If someday someone would have said to me that I would one day be fighting over the last pea in a bowl, I would have laughed in their face. I was used to boiled peas (sorry Mom, but peas were not your signature dish). Then I came to Italy and I discovered the best way to enjoy this green vegetables and my life has been filled with peas since then. My daughters love this dish, especially my eldest, when she sees them on the table I always know that there will be probably no leftovers for dinner. If there is a cuisine that can turn one of the least loved vegetables into something that I would always have on my shopping list it has to be Italian. The first time I tried my mother-in-law’s peas, I thought, “oh no, here we go, those horrendous, tasteless green things”. Well, I couldn’t have been more wrong.
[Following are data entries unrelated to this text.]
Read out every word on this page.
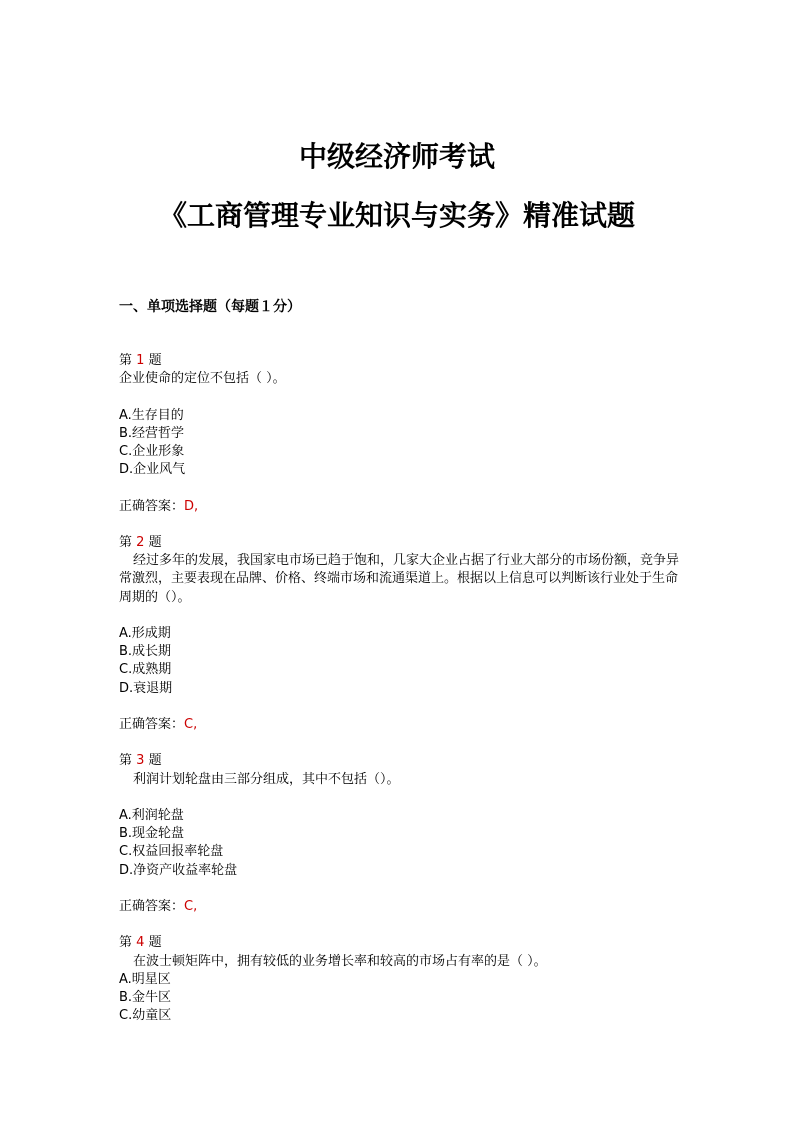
中级经济师考试
《工商管理专业知识与实务》精准试题
一、单项选择题（每题１分）
第 1 题

企业使命的定位不包括（ ）。

A.生存目的
B.经营哲学
C.企业形象
D.企业风气
正确答案：D,
第 2 题

经过多年的发展，我国家电市场已趋于饱和，几家大企业占据了行业大部分的市场份额，竞争异常激烈，主要表现在品牌、价格、终端市场和流通渠道上。根据以上信息可以判断该行业处于生命周期的（）。

A.形成期
B.成长期
C.成熟期
D.衰退期
正确答案：C,
第 3 题

利润计划轮盘由三部分组成，其中不包括（）。

A.利润轮盘
B.现金轮盘
C.权益回报率轮盘
D.净资产收益率轮盘
正确答案：C,
第 4 题

在波士顿矩阵中，拥有较低的业务增长率和较高的市场占有率的是（ ）。

A.明星区
B.金牛区
C.幼童区
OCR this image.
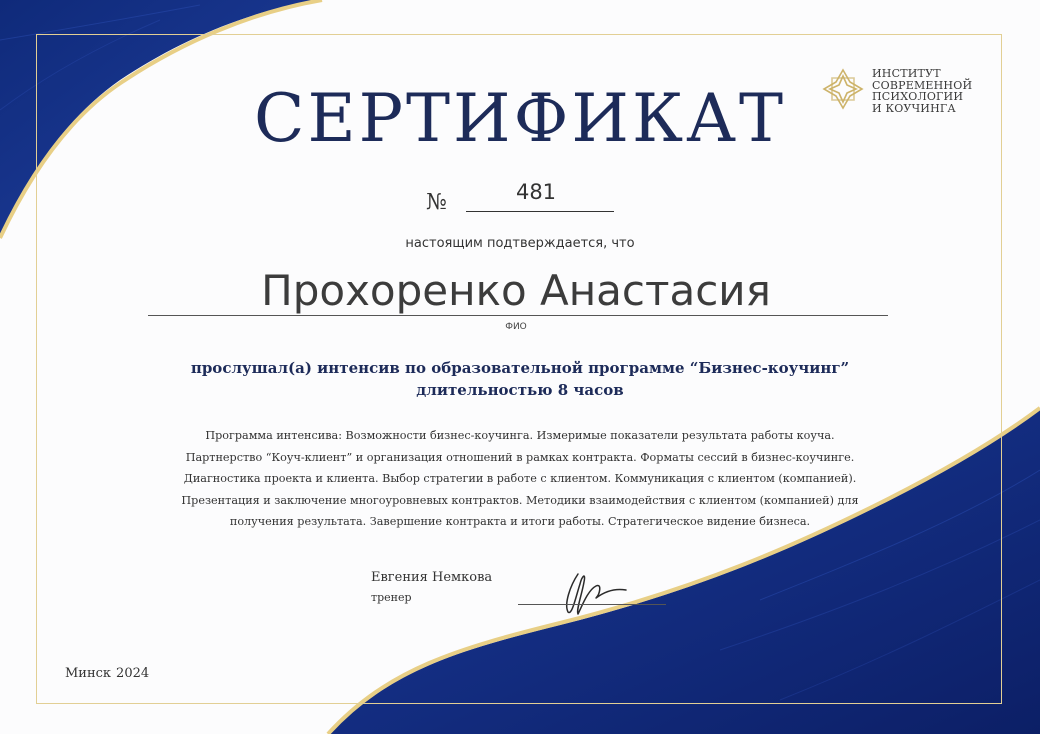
ИНСТИТУТ
СОВРЕМЕННОЙ
ПСИХОЛОГИИ
И КОУЧИНГА
СЕРТИФИКАТ
№	481
настоящим подтверждается, что
Прохоренко Анастасия
ФИО
прослушал(а) интенсив по образовательной программе “Бизнес-коучинг”
длительностью 8 часов
Программа интенсива: Возможности бизнес-коучинга. Измеримые показатели результата работы коуча.
Партнерство “Коуч-клиент” и организация отношений в рамках контракта. Форматы сессий в бизнес-коучинге.
Диагностика проекта и клиента. Выбор стратегии в работе с клиентом. Коммуникация с клиентом (компанией).
Презентация и заключение многоуровневых контрактов. Методики взаимодействия с клиентом (компанией) для
получения результата. Завершение контракта и итоги работы. Стратегическое видение бизнеса.
Евгения Немкова
тренер
Минск 2024
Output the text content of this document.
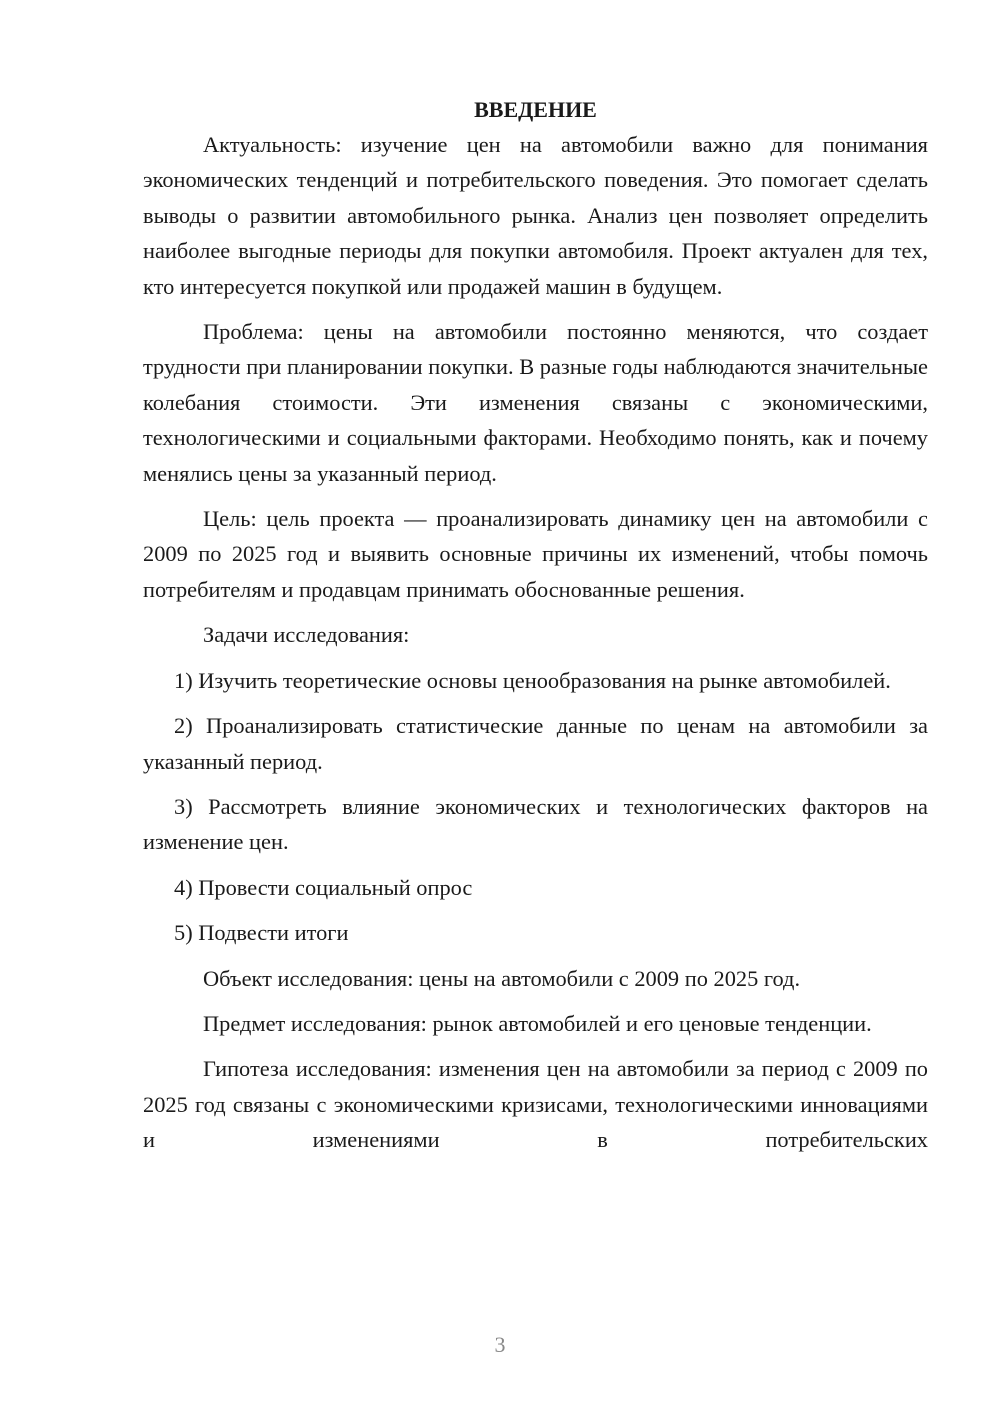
ВВЕДЕНИЕ

Актуальность: изучение цен на автомобили важно для понимания экономических тенденций и потребительского поведения. Это помогает сделать выводы о развитии автомобильного рынка. Анализ цен позволяет определить наиболее выгодные периоды для покупки автомобиля. Проект актуален для тех, кто интересуется покупкой или продажей машин в будущем.

Проблема: цены на автомобили постоянно меняются, что создает трудности при планировании покупки. В разные годы наблюдаются значительные колебания стоимости. Эти изменения связаны с экономическими, технологическими и социальными факторами. Необходимо понять, как и почему менялись цены за указанный период.

Цель: цель проекта — проанализировать динамику цен на автомобили с 2009 по 2025 год и выявить основные причины их изменений, чтобы помочь потребителям и продавцам принимать обоснованные решения.

Задачи исследования:

1) Изучить теоретические основы ценообразования на рынке автомобилей.

2) Проанализировать статистические данные по ценам на автомобили за указанный период.

3) Рассмотреть влияние экономических и технологических факторов на изменение цен.

4) Провести социальный опрос

5) Подвести итоги

Объект исследования: цены на автомобили с 2009 по 2025 год.

Предмет исследования: рынок автомобилей и его ценовые тенденции.

Гипотеза исследования: изменения цен на автомобили за период с 2009 по 2025 год связаны с экономическими кризисами, технологическими инновациями и изменениями в потребительских

3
After the first forkful, it was “wow, how the heck did that happen?”, this woman can cook! So, stop boiling those peas, get out the pancetta and everyone will be happy. Buon Appetito!
Peas and pancetta
- 3 cups peas 450 grams, frozen or fresh
- 1/2 cup chopped pancetta 115 grams
- 2 tablespoons olive oil 26 grams
- 1/4 teaspoon salt 1 1/4 grams
In a medium pan add olive oil, pancetta and 1/4 cup (60 grams) water, cook covered on medium heat till pancetta is tender and slightly browned and water has evaporated, then add peas, salt and 1/2 cup (115 grams) water. Cover and cook over medium heat for approximately 20 minutes or until water has evaporated and peas are tender.